Types of variables in statistics

The types of variables in statistics that are commonly used are quantitative variables, qualitative variables, independent variables and dependent variables. 

Quantitative variables

Any variables that can be expressed numerically are called quantitative variables. Some examples of quantitative variables are shown below.

  • Height of basketball players in the USA.
  • Income of all soccer players in UK.
  • Number of televisions owned in Australia.
  • Number of train tickets sold in 2005.
  • Weight of all newborn babies.


Quantitative variables can either be discrete or continuous

The difference between a discrete variable and a continuous variable is straightforward.

If you can count something using only the numbers 1, 2, 3, 4, 5, ...., that thing is a discrete variable.

For example, how many cars do you own?

It is either you own 1, 2, 3, 4 and so forth. There is no such thing as owning 1 car plus 1/2 a car or 1.5 car.

How many children are in the classroom? There could be 25, 20, or 10 in the classroom. However, it will not make sense to say 20.5 children.

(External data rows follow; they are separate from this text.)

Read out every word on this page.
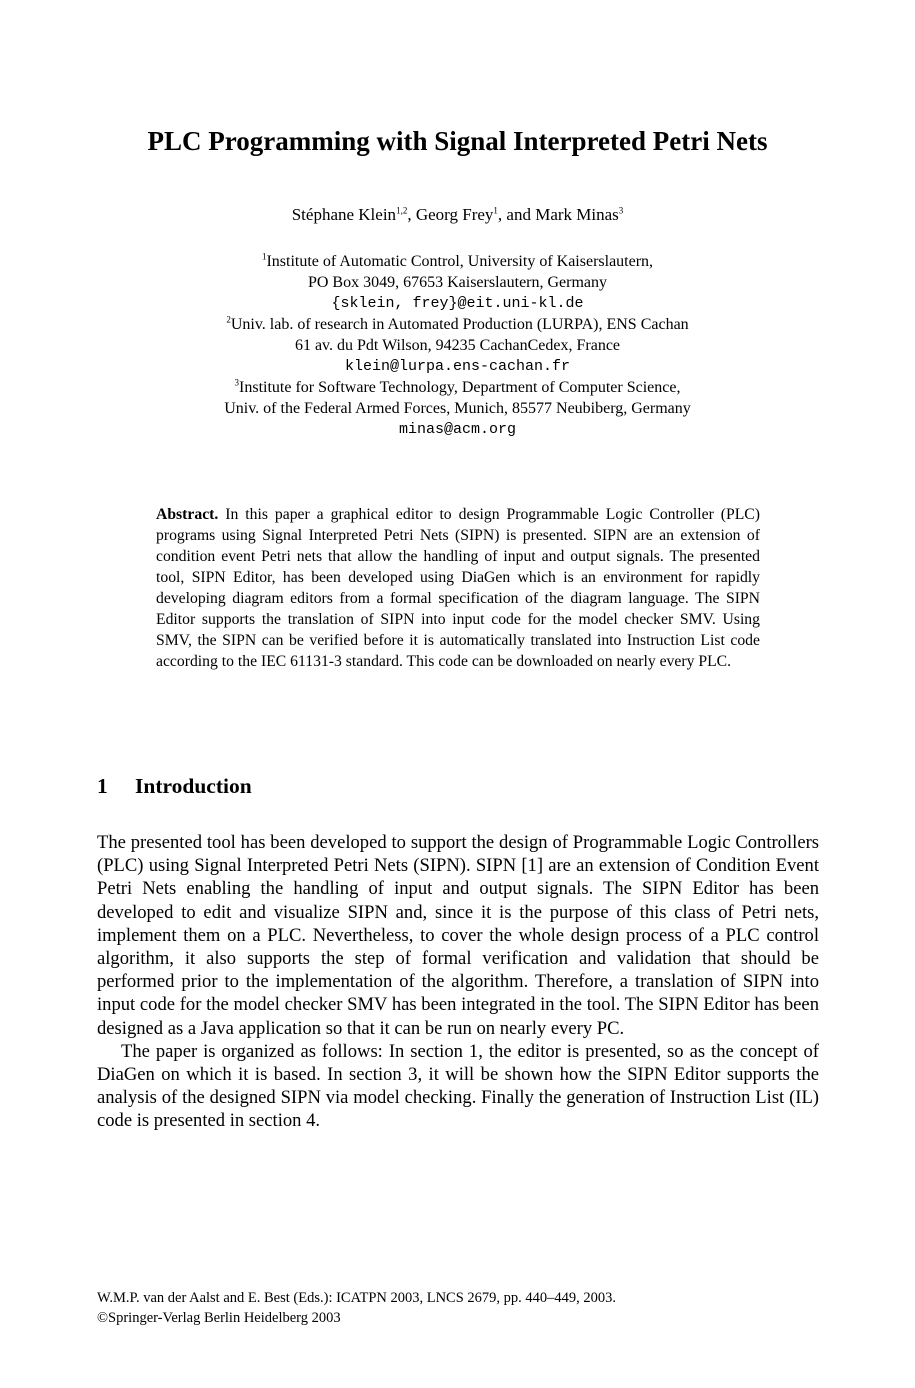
PLC Programming with Signal Interpreted Petri Nets
Stéphane Klein$^{1,2}$, Georg Frey$^1$, and Mark Minas$^3$
$^1$Institute of Automatic Control, University of Kaiserslautern,
PO Box 3049, 67653 Kaiserslautern, Germany
{sklein, frey}@eit.uni-kl.de
$^2$Univ. lab. of research in Automated Production (LURPA), ENS Cachan
61 av. du Pdt Wilson, 94235 CachanCedex, France
klein@lurpa.ens-cachan.fr
$^3$Institute for Software Technology, Department of Computer Science,
Univ. of the Federal Armed Forces, Munich, 85577 Neubiberg, Germany
minas@acm.org
Abstract. In this paper a graphical editor to design Programmable Logic Controller (PLC) programs using Signal Interpreted Petri Nets (SIPN) is presented. SIPN are an extension of condition event Petri nets that allow the handling of input and output signals. The presented tool, SIPN Editor, has been developed using DiaGen which is an environment for rapidly developing diagram editors from a formal specification of the diagram language. The SIPN Editor supports the translation of SIPN into input code for the model checker SMV. Using SMV, the SIPN can be verified before it is automatically translated into Instruction List code according to the IEC 61131-3 standard. This code can be downloaded on nearly every PLC.
1 Introduction

The presented tool has been developed to support the design of Programmable Logic Controllers (PLC) using Signal Interpreted Petri Nets (SIPN). SIPN [1] are an extension of Condition Event Petri Nets enabling the handling of input and output signals. The SIPN Editor has been developed to edit and visualize SIPN and, since it is the purpose of this class of Petri nets, implement them on a PLC. Nevertheless, to cover the whole design process of a PLC control algorithm, it also supports the step of formal verification and validation that should be performed prior to the implementation of the algorithm. Therefore, a translation of SIPN into input code for the model checker SMV has been integrated in the tool. The SIPN Editor has been designed as a Java application so that it can be run on nearly every PC.

The paper is organized as follows: In section 1, the editor is presented, so as the concept of DiaGen on which it is based. In section 3, it will be shown how the SIPN Editor supports the analysis of the designed SIPN via model checking. Finally the generation of Instruction List (IL) code is presented in section 4.

W.M.P. van der Aalst and E. Best (Eds.): ICATPN 2003, LNCS 2679, pp. 440–449, 2003.
©Springer-Verlag Berlin Heidelberg 2003
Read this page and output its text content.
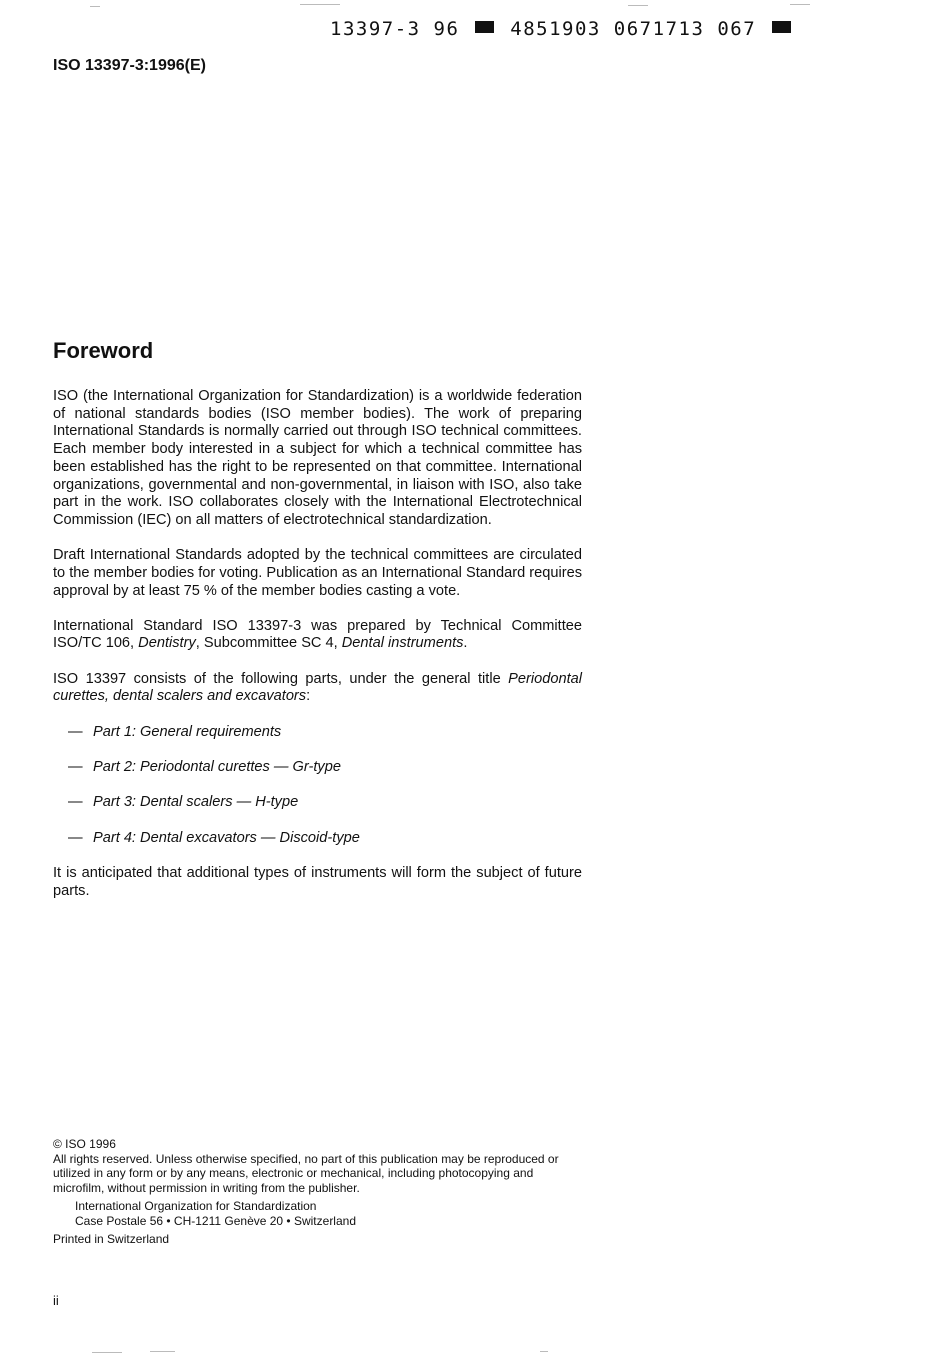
13397-3 96	4851903 0671713 067
ISO 13397-3:1996(E)
Foreword

ISO (the International Organization for Standardization) is a worldwide federation of national standards bodies (ISO member bodies). The work of preparing International Standards is normally carried out through ISO technical committees. Each member body interested in a subject for which a technical committee has been established has the right to be represented on that committee. International organizations, governmental and non-governmental, in liaison with ISO, also take part in the work. ISO collaborates closely with the International Electrotechnical Commission (IEC) on all matters of electrotechnical standardization.

Draft International Standards adopted by the technical committees are circulated to the member bodies for voting. Publication as an International Standard requires approval by at least 75 % of the member bodies casting a vote.

International Standard ISO 13397-3 was prepared by Technical Committee ISO/TC 106, Dentistry, Subcommittee SC 4, Dental instruments.

ISO 13397 consists of the following parts, under the general title Periodontal curettes, dental scalers and excavators:

— Part 1: General requirements
— Part 2: Periodontal curettes — Gr-type
— Part 3: Dental scalers — H-type
— Part 4: Dental excavators — Discoid-type

It is anticipated that additional types of instruments will form the subject of future parts.

© ISO 1996

All rights reserved. Unless otherwise specified, no part of this publication may be reproduced or utilized in any form or by any means, electronic or mechanical, including photocopying and microfilm, without permission in writing from the publisher.

International Organization for Standardization

Case Postale 56 • CH-1211 Genève 20 • Switzerland

Printed in Switzerland

ii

As you can see a discrete variable cannot be divided into fractions.

Based on this explanation, you can see that from the quantitative variables above, the discrete variables are the following.

  • Numbers of televisions owned.
  • Number of train tickets sold in 2005.

A continuous variable though could have fractions and you cannot use only the numbers 1, 2, 3, 4, 5, 6, .... to find the variable.

For example, if I ask you for your age, you may answer, "I am 50 years old."

However, if I ask you the same question 6 months later, you will say 50 years and 6 months or 50.5 years old.

Since 6 months or 0.5 year is a fraction of 1 year, the variable is continuous.

Generally speaking, the word  "count" does not apply to a continuous variable. You never hear people say, " count your height, " " count your weight, "  etc.

They may instead say,  " measure your height, "  " measure your weight, " etc.

The word continuous probably came from the fact that the variable can continue to take on intermediate values between two consecutive whole numbers.

For example, between 2, and 3, there are lots of intermediate values such as 2.5, 2.33, 2.4447, 2.4, 2.00047, and millions of other intermediate values.

From the quantitative variables above, the discrete variables are the following.

  • Height of basketball players in the USA.
  • Income of all soccer players in UK.
  • Weight of all newborn babies.

Qualitative variables

A qualitative variable, also called categorical variable cannot be expressed with a numerical value. The variable can be observed. We cannot count it or measure it.

For example, the gender of college graduates is a qualitative variable.

Other examples of qualitative variables are shown below.

  • Hair color of basketball players.
  • Types of smells in 5 different cities.
  • Marital status of people.

Independent versus dependent variable

An independent variable can be manipulated so its values will change. A dependent variable cannot choose its values.

The value of the dependent variable will always depend on whatever values the independent variable takes on.

For example, income is an independent variable (a continuous independent variable) and number of cars purchased is a dependent variable (dependent discrete variable).

You can manipulate your income so it will change perhaps by working more, or less, or working hard to become a doctor or a CEO.

The number of cars you can own though will depend on your income.

As your income goes up, the number of cars you could own could also go up provided that you want to own more cars.